The Supreme Court on Friday rejected Virginia’s attempt to reinstate a congressional map, a move that would have potentially secured four additional seats for Democrats in the closely divided House of Representatives.
This decision marks the latest development in the ongoing, nationwide mid-decade redistricting competition.
The contentious process was initiated last year when President Donald Trump encouraged Republican-controlled states to redraw their electoral lines. It gained further momentum following a recent Supreme Court ruling that significantly weakened the Voting Rights Act, thereby creating more winnable seats for the Republican Party.
In recent days, the justices have sided with Republicans in Alabama and Louisiana, who are also seeking to redraw their congressional maps to establish more GOP-leaning districts in the wake of the court’s voting rights decision.

But the Virginia situation was different, stemming from a 4-3 ruling by the Virginia Supreme Court that struck down a constitutional amendment that voters narrowly passed just last month.
The state court found that the Democratic-controlled legislature improperly began the process of placing the amendment on the ballot after early voting had begun in Virginia’s general election last fall.
The Supreme Court typically doesn’t intervene in state court proceedings unless they present an issue of federal law. Virginia Democrats had hoped to persuade the justices that the Virginia court misread federal law and Supreme Court precedent that hold that, even if early voting is underway, an election does not happen until Election Day itself.
Virginia’s amendment had been intended as a response to Republican gains in Texas, Missouri, North Carolina and Ohio, and to blunt a new map in Florida that just became law.
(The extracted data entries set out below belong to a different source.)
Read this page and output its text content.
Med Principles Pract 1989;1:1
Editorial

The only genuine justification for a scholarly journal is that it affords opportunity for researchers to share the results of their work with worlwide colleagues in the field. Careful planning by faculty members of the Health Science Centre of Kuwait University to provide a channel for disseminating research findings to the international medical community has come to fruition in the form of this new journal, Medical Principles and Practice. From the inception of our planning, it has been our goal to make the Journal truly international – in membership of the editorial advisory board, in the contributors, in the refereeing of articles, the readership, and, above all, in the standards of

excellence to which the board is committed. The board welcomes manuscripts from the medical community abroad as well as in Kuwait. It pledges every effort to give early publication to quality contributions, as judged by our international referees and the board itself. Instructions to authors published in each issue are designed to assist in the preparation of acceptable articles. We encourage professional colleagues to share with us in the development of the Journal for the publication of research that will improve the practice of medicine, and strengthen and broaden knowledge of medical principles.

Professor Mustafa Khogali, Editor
Once the Virginia amendment passed, it briefly turned the nationwide redistricting scramble into a draw between the two parties.
That was unraveled by the Virginia Supreme Court’s decision.
It’s possible Democrats could use the high court’s rejection of their bid, while also blessing Republican efforts in Alabama and Louisiana, in election-year messaging about a partisan Supreme Court.
The state’s top Democrats disagreed about whether it was even too late for help from the Supreme Court. “Time grows short, but it is not yet too late,” lawyers for the Democratic leaders of the legislature as well as the state told the justices in a brief filed Friday.
A day earlier, the office of Democratic Gov. Abigail Spanberger already had confirmed that the state will hold this year’s elections under the current districts established in 2021. Last month, Virginia Commissioner of Elections Steve Koski said a court order was needed by this past Tuesday to set the district lines for primary elections on Aug. 4.